Cybercrime, including recovery and remediation, has become a multi-trillion-dollar global industry that, if gone unchecked, is expected to incur US$10.5 trillion in annual losses by 2025, according to Cybersecurity Ventures. Despite the proliferation of these so-called advanced persistent threats (APT), there is a consequential absence of global norms, standards and rules to mitigate and prevent cybercrime, underlines the World Economic Forum (WEF).

“Cybercriminals operate internationally, and we need international rules in order to crack down on them,” writes the WEF. 

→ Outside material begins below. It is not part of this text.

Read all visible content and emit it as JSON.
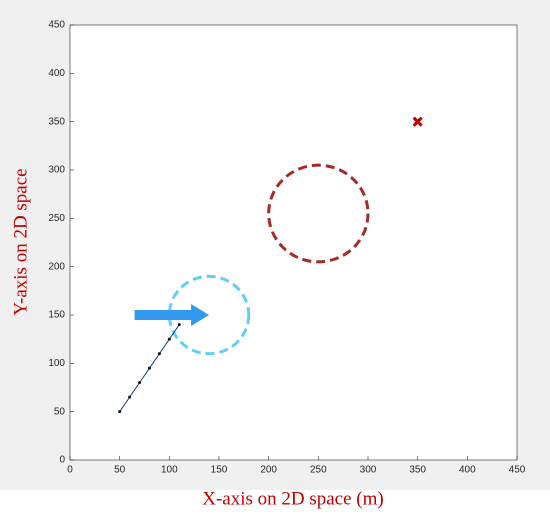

Cybersecurity threats are increasingly sophisticated as they are pervasive, indiscriminately targeting individuals, critical infrastructure and nation states, which risk deepening geopolitical tensions, according to the 2023 Global Risk Report. A challenge further compounded by a limited pool of security experts, scant incident reporting and lack of global agreements concerning the regulation of cyberthreats. This essentially leaves individual nation-states attempting to combat invisible, multipolar non-state actors with limited visibility and intelligence. 

At the heart of this problem is that, in their majority, public authorities, corporations and civil society groups are not mandated by law to report incidents of data breaches and cybertheft. Although abstaining from reporting incidents is often practiced to protect social capital, it obscures the true depth and scale of the issue necessary to understand and counteract it. The only two countries to count with such compliance mandates are the US and the EU; however, the language is limited to specific industries and critical infrastructure providers. 

While the WEF offers the UN’s 2019 Cybercrime Treaty as a framework to build global cybersecurity norms, fragmented geopolitical interests among the permanent security council members are expected to delay the ratification of the final document and its agency. Currently, negotiations are still ongoing with many questions and sweeping concepts still unanswered, including establishing intent and mechanisms for enforcement. which if not carefully curated could, “also serve as a vehicle for countries to criminally prosecute security researchers, technology companies and others for activities that are essential to the overall security of our global digital community,” according to Just Security Forum. 

More likely to be successful, at least in the short-term, are regional bilateral agreements such as the Mexico-US Working Group on Cyber Issues, which aims to “build a more secure, resilient region and expand collaboration to address shared threats in cyberspace.” This has been preceded and followed by other countries that have sought to augment their security postures through bilateral and multilateral agreements.